In laboratory studies, melanosomes from human skin can inhibit microoganisms,
says Mackintosh. “Melanin is a sticky molecule. The bacteria and fungi get all
tangled up, and it stops them from proliferating.” Also, a protein called
attractin is known to regulate both melanisation and immunity in humans,
suggesting a link between the two.
He also points out that darker-skinned people are less likely than people
with fair skin to develop serious skin diseases. During the Vietnam war, for
example, American soldiers from a variety of racial backgrounds were sent into
the Mekong Delta. White soldiers were three times as likely to contract “jungle
sores”, a skin disease caused by Streptococcus pyogenes, compared with
their black comrades.
Mackintosh’s hypothesis is “a very good bet”, says Anders Møller, an
evolutionary ecologist from the CNRS, France’s centre for scientific research in
Paris. “It solves a lot of problems with these other theories.”

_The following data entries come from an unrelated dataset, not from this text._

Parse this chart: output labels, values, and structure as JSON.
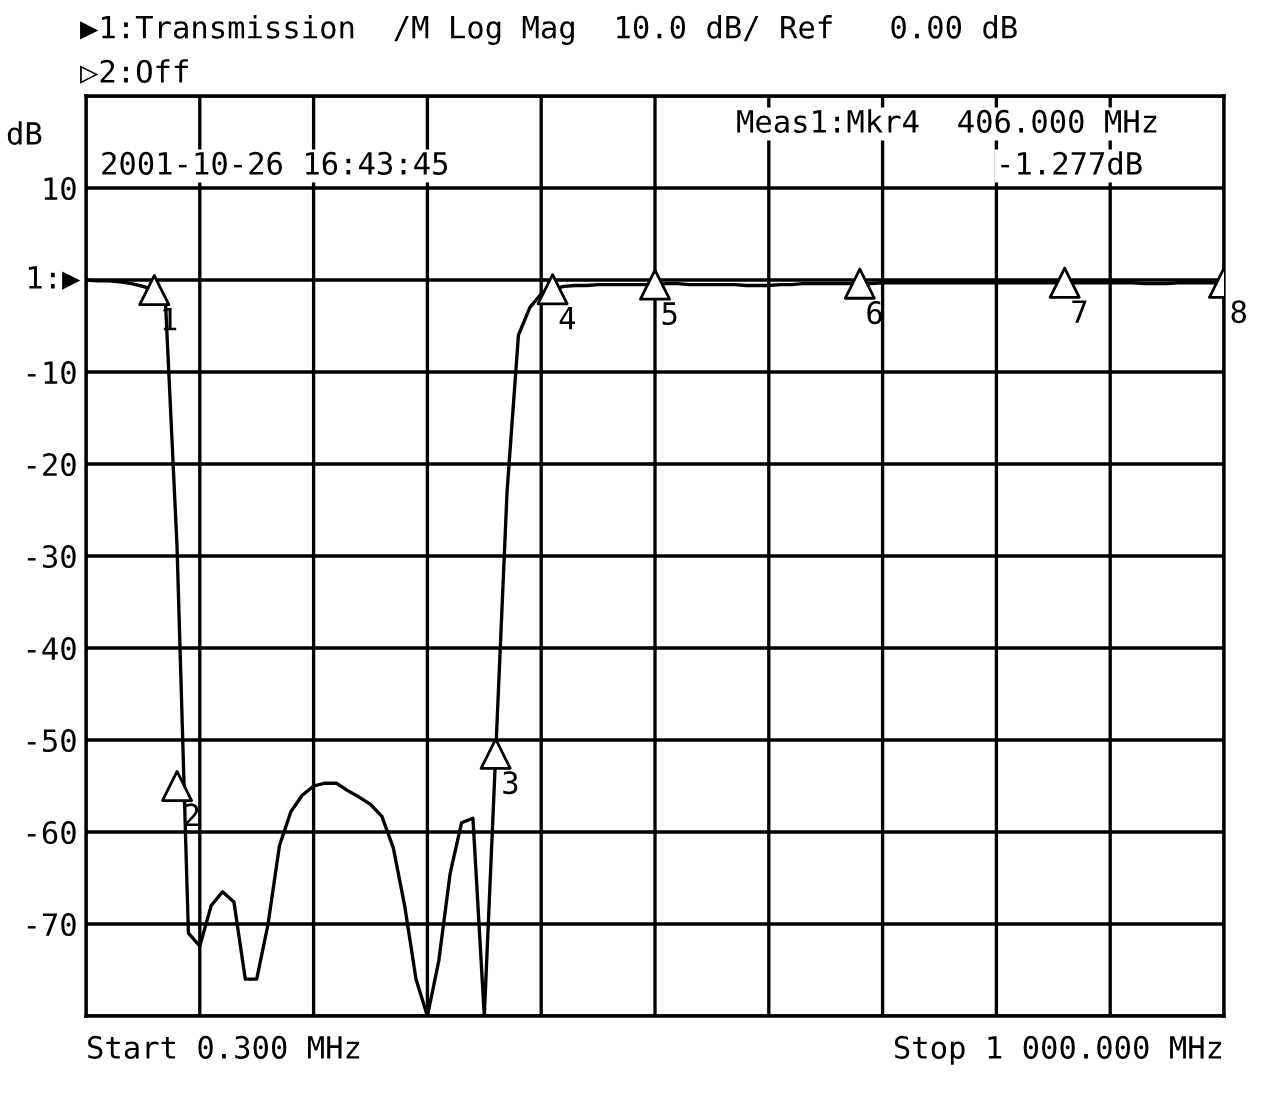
{
  "chart_data": {
    "type": "line",
    "title": "▶1:Transmission  /M Log Mag  10.0 dB/ Ref   0.00 dB",
    "subtitle": "▷2:Off",
    "ylabel": "dB",
    "categories": [
      null,
      null,
      null,
      null,
      null,
      null,
      null,
      null,
      null,
      null,
      null,
      null,
      null,
      null,
      null,
      null,
      null,
      null,
      null,
      null,
      null,
      null,
      null,
      null,
      null,
      null,
      null,
      null,
      null,
      null,
      null,
      null,
      null,
      null,
      null,
      null,
      null,
      null,
      null,
      null,
      null,
      null,
      null,
      null,
      null,
      null,
      null,
      null,
      null,
      null,
      null,
      null,
      null,
      null,
      null,
      null,
      null,
      null,
      null,
      null,
      null,
      null,
      null,
      null,
      null,
      null,
      null,
      null,
      null,
      null,
      null,
      null,
      null,
      null,
      null,
      null,
      null,
      null,
      null,
      null,
      null,
      null,
      null,
      null,
      null,
      null,
      null,
      null,
      null,
      null,
      null,
      null,
      null,
      null,
      null,
      null,
      null,
      null,
      null,
      null,
      null
    ],
    "series": [
      {
        "color": "#000000",
        "values": [
          0,
          -0.1,
          -0.1,
          -0.2,
          -0.4,
          -0.7,
          -1.1,
          -2.8,
          -29,
          -71,
          -72.4,
          -68,
          -66.5,
          -67.6,
          -76,
          -76,
          -70,
          -61.5,
          -57.8,
          -56,
          -55,
          -54.7,
          -54.7,
          -55.5,
          -56.2,
          -57,
          -58.3,
          -61.7,
          -68,
          -76,
          -80,
          -74,
          -64.5,
          -59,
          -58.5,
          -80,
          -51.5,
          -23,
          -6,
          -3,
          -1.5,
          -1,
          -0.7,
          -0.6,
          -0.6,
          -0.5,
          -0.5,
          -0.5,
          -0.5,
          -0.5,
          -0.5,
          -0.4,
          -0.4,
          -0.5,
          -0.5,
          -0.5,
          -0.5,
          -0.5,
          -0.6,
          -0.6,
          -0.6,
          -0.5,
          -0.5,
          -0.4,
          -0.4,
          -0.4,
          -0.4,
          -0.4,
          -0.4,
          -0.4,
          -0.3,
          -0.3,
          -0.3,
          -0.3,
          -0.3,
          -0.3,
          -0.3,
          -0.3,
          -0.3,
          -0.3,
          -0.3,
          -0.3,
          -0.3,
          -0.3,
          -0.3,
          -0.3,
          -0.3,
          -0.3,
          -0.3,
          -0.3,
          -0.3,
          -0.3,
          -0.3,
          -0.4,
          -0.4,
          -0.4,
          -0.3,
          -0.3,
          -0.3,
          -0.3,
          -0.3
        ]
      },
      {
        "type": "scatter",
        "marker": "triangle",
        "color": "#000000",
        "values": [
          null,
          null,
          null,
          null,
          null,
          null,
          -1.1,
          null,
          -55,
          null,
          null,
          null,
          null,
          null,
          null,
          null,
          null,
          null,
          null,
          null,
          null,
          null,
          null,
          null,
          null,
          null,
          null,
          null,
          null,
          null,
          null,
          null,
          null,
          null,
          null,
          null,
          -51.5,
          null,
          null,
          null,
          null,
          -1,
          null,
          null,
          null,
          null,
          null,
          null,
          null,
          null,
          -0.5,
          null,
          null,
          null,
          null,
          null,
          null,
          null,
          null,
          null,
          null,
          null,
          null,
          null,
          null,
          null,
          null,
          null,
          -0.4,
          null,
          null,
          null,
          null,
          null,
          null,
          null,
          null,
          null,
          null,
          null,
          null,
          null,
          null,
          null,
          null,
          null,
          -0.3,
          null,
          null,
          null,
          null,
          null,
          null,
          null,
          null,
          null,
          null,
          null,
          null,
          null,
          -0.3
        ]
      }
    ],
    "annotations": [
      "2001-10-26 16:43:45",
      "Meas1:Mkr4  406.000 MHz",
      "-1.277dB",
      "Start 0.300 MHz",
      "Stop 1 000.000 MHz",
      "1",
      "2",
      "3",
      "4",
      "5",
      "6",
      "7",
      "8"
    ],
    "ylim": [
      -80,
      20
    ],
    "yticks": [
      {
        "value": -80,
        "label": null
      },
      -70,
      -60,
      -50,
      -40,
      -30,
      -20,
      -10,
      10,
      {
        "value": 20,
        "label": null
      }
    ],
    "ref_lines": [
      {
        "axis": "y",
        "value": 0,
        "label": "1:▶",
        "color": "#000000"
      }
    ],
    "tick_labels": "y",
    "grid": true,
    "legend": false,
    "marker": "none",
    "line_style": "solid"
  }
}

It also explains why we don’t all have black skin. Melanin is made from the
amino acid tyrosine, which is also needed to build proteins. In prehistoric days
when food was scarce in cold, dry areas, tyrosine was probably conserved to make
essential proteins, Mackintosh says. It was only worthwhile converting it into
extra melanin in the warm, damp tropics where food was abundant and pathogens
rampant.
If Mackintosh’s hypothesis is true, then evolving skin coloration should
correlate with past temperature and humidity rather than latitude or exposure to
sunlight. Those studies haven’t been done, says Mackintosh. He also hopes
researchers will examine melanin’s role in protecting skin against microbes.
Møller says it could have a significant effect, “so doctors will take notice”.